The Problem
This brings me to my latest debate. Do I get one or more efficient computers with power efficient processors that can reliably handle low level tasks, or a single beefier computer? Technology has caught up to this while I was just letting my server run, because it just worked. Most home servers are idle most of the time, as you aren’t getting the demand a server with many users would receive, even with a full household. My NAS is running on an N100 CPU with 32GB of RAM.
The N100 has 4 cores, which is akin to having 4 different CPUs. My server is running a processor that is a few generations older, with 6 cores. The benchmark of the N100 is about 1/3 of the score given to the older processor, but also uses a 10th of the power consumption. The NAS has an average usage of 3% CPU, as a NAS needs RAM to cache data, but serving it takes very little in terms of capacity. By comparison, the server with the more powerful processor, running Jellyfin(a media server), Immich(photo server), Frigate(NVR), and more, is averaging 20% of more.
Plenty of CPU Maybe, but what about GPU?
Some of this involves hardware transcoding, using the GPU, to transcode video streams for Jellyfin.

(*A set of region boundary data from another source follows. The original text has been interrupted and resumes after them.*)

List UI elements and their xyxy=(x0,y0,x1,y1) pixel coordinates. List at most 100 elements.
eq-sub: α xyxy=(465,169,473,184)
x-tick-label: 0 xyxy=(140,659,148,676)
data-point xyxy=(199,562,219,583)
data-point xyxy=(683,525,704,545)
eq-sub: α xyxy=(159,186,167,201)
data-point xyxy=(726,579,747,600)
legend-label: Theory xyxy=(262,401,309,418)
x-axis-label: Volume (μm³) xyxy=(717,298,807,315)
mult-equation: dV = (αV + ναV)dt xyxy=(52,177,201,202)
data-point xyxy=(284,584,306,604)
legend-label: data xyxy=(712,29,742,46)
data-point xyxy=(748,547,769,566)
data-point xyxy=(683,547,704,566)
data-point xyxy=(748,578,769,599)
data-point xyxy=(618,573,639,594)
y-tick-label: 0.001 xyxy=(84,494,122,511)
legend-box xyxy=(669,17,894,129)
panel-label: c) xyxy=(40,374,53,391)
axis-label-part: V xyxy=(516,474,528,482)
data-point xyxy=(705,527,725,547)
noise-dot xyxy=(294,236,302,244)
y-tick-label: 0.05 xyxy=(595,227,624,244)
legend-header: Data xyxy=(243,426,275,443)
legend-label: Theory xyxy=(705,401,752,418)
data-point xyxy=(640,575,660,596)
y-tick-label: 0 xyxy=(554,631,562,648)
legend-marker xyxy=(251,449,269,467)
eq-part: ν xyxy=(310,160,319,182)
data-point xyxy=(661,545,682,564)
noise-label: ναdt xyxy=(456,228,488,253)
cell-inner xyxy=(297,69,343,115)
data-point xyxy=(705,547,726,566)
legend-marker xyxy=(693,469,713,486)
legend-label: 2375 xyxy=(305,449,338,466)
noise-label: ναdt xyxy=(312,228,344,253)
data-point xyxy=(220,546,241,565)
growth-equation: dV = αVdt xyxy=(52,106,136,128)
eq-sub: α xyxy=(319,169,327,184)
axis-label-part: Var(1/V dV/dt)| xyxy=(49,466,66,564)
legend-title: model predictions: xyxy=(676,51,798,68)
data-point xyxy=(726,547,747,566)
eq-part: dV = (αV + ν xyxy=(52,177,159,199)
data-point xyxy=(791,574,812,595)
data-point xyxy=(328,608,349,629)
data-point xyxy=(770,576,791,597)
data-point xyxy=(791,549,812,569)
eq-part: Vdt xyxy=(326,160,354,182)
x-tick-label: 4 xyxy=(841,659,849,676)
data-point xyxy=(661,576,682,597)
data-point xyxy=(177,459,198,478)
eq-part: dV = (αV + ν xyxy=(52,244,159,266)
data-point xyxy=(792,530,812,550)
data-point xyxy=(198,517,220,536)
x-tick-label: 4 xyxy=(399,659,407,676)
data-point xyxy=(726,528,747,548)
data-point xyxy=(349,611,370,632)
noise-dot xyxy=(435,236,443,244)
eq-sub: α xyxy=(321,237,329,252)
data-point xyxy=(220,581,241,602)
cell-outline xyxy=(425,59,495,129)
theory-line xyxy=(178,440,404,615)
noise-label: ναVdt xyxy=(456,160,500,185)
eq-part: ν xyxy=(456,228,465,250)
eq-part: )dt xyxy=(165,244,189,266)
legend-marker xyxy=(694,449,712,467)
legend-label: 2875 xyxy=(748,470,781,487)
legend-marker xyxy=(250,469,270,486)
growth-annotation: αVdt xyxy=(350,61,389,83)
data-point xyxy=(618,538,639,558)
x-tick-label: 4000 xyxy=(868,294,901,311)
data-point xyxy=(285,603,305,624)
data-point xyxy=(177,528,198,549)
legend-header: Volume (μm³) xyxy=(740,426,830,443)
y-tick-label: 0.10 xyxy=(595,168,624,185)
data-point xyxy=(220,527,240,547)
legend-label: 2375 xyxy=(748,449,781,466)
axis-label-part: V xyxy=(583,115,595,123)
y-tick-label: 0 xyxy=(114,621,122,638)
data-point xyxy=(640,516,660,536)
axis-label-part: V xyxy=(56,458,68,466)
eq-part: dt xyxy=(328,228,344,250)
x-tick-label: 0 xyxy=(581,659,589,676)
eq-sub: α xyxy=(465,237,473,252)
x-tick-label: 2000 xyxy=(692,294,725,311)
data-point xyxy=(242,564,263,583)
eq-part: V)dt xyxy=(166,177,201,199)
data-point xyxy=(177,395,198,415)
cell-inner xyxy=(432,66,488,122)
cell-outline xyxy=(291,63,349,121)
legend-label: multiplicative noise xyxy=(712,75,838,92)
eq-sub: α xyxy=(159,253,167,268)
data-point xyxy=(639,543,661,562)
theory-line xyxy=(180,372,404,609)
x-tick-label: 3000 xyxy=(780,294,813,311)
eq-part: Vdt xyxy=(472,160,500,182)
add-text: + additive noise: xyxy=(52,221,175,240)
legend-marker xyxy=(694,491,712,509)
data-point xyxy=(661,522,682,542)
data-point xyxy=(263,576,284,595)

Frigate can use the GPU to run object detection. So, purchasing a Mini PC means another GPU, and the CPU can handle some low demand services. The alternative is to go for a an external GPU. However, the used computer my beefier CPU is in, is one I bought refurbished, only to discover that the PCI-E slot I would need to do that was not soldered onto the motherboard for some reason, which brought me to the idea of dividing the server, rather than replacing it entirely.
Multiple Computers…but in Software? Virtualization
Some people who have homelabs opt to go in a completely different direction. Virtualization. They have multiple virtual computers running on one server. There are advantages to this in that you can tear down a virtual computer and replace it, you can back up each piece separately. That leaves one with a lot of choices. I’ve read dozens of opinions and talked to several people about this.
Is more hardware better than virtualization? And if the idea of a low power CPU is to reduce energy costs, how does more than one of them help?
Final Thoughts and a question
As a final thought, having multiple pieces of hardware increases complexity, and thus maintenance time, but independent hardware means a failure in one system doesn’t mean a failure in another, the same isolation virtualization offers.
I have gone back and forth on a conclusion. I have seen people who run their entire infrastructure on a mini PC. That may be good for many people, but some might find themselves straining under the load.
But, what do you think? Am I better off upgrading or bifurcating?